Pensando Systems, which introduced the company publicly on Wednesday, said the funds were raised through series A, B, and C rounds. The latest round was led by Hewlett Packard Enterprise and venture capital firm Lightspeed Venture Partners.
Pensando’s founders have sold four previous startups to Cisco. John Chambers, the former chief executive of Cisco when it acquired the previous startups, has invested in the new company through his venture fund, JC2 ventures, Pensando said.
Pensando will make software and devices to help data centres of companies like Goldman Sachs Group function more like cloud computing data centres like Amazon.com’s Amazon Web Services. Goldman also invested, Pensando said, but it did not disclose the amount.

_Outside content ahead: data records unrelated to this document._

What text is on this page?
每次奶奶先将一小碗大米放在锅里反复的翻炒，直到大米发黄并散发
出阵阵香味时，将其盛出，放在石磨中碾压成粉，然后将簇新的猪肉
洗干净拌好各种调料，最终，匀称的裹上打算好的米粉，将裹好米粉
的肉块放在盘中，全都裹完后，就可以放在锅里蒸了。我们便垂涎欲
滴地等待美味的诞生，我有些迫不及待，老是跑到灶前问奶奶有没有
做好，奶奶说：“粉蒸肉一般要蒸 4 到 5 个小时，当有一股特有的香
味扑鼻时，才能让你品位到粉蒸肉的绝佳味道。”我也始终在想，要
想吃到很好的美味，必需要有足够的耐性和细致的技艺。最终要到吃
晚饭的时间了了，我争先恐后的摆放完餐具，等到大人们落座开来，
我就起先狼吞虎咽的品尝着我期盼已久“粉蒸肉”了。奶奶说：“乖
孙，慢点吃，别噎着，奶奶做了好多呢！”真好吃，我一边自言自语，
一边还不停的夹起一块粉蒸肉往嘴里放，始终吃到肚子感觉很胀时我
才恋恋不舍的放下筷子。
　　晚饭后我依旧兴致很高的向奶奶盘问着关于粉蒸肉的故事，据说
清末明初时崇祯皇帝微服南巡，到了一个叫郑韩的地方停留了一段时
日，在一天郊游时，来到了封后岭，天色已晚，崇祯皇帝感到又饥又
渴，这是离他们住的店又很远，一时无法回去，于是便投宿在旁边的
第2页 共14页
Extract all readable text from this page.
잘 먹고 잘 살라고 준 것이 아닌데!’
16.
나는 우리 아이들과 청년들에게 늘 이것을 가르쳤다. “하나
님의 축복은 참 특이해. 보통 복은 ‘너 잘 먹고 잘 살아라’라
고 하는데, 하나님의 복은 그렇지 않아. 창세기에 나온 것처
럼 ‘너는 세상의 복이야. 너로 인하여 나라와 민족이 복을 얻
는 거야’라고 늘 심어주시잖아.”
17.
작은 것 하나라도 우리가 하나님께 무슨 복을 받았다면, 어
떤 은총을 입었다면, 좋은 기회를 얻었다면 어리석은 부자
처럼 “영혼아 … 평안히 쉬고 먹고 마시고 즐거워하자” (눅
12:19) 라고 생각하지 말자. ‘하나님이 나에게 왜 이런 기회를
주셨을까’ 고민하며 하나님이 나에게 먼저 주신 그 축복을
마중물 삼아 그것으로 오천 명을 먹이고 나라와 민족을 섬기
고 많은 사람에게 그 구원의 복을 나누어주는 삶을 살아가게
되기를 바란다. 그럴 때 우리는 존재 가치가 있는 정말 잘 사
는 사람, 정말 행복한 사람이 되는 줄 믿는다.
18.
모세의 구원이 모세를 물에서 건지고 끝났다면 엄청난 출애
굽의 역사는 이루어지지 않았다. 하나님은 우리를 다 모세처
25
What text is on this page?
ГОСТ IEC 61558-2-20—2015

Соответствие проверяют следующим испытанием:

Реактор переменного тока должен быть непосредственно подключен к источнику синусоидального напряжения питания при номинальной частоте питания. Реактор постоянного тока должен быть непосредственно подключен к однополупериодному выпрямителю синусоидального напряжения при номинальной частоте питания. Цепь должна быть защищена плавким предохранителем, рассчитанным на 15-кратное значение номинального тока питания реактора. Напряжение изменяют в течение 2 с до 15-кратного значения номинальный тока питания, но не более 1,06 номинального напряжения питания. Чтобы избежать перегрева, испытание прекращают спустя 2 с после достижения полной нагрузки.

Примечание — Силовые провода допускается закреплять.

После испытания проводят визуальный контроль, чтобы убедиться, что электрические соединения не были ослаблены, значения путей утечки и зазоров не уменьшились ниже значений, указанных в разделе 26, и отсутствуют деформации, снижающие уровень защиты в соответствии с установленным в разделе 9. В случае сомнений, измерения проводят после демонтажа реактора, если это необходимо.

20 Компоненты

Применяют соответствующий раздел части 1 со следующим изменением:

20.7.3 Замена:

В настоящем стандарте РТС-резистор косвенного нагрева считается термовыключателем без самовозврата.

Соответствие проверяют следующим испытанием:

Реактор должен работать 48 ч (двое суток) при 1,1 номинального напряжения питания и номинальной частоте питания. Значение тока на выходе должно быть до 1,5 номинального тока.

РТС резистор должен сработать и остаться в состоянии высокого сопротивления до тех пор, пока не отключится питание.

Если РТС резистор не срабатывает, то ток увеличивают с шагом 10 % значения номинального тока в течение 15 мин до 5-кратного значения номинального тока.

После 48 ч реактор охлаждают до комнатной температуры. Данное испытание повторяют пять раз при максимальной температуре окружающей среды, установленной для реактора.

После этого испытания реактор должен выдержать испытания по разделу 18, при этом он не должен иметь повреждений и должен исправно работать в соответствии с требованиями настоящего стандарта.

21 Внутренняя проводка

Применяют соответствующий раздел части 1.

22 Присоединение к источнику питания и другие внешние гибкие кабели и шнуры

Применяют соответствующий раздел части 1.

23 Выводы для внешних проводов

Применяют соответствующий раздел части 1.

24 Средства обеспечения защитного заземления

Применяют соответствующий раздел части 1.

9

In cloud computing, customers can order up as much computing power as needed in different parts of the world with a few mouse clicks. The providers’ software takes care of the mechanics of shuffling the data to the right physical machines.
Pensando’s founders -- Mario Mazzola, Prem Jain, Luca Cafiero and Soni Jiandani -- are known in the tech industry by the acronym “MPLS,” which as well as being the first letters of their names also happens to be the abbreviation for a computer networking technology that speeds up data transfers. The group left Cisco in 2016.
Randy Pond, a former Cisco executive vice president who is now the startup’s chief financial officer, said Cisco might be a possible customer for Pensando but that it wasn’t clear whether it would be interested in an acquisition.
“Our aspirations at this point would be an IPO. But, you know, there’s always other possibilities for monetisation events,” said Pond.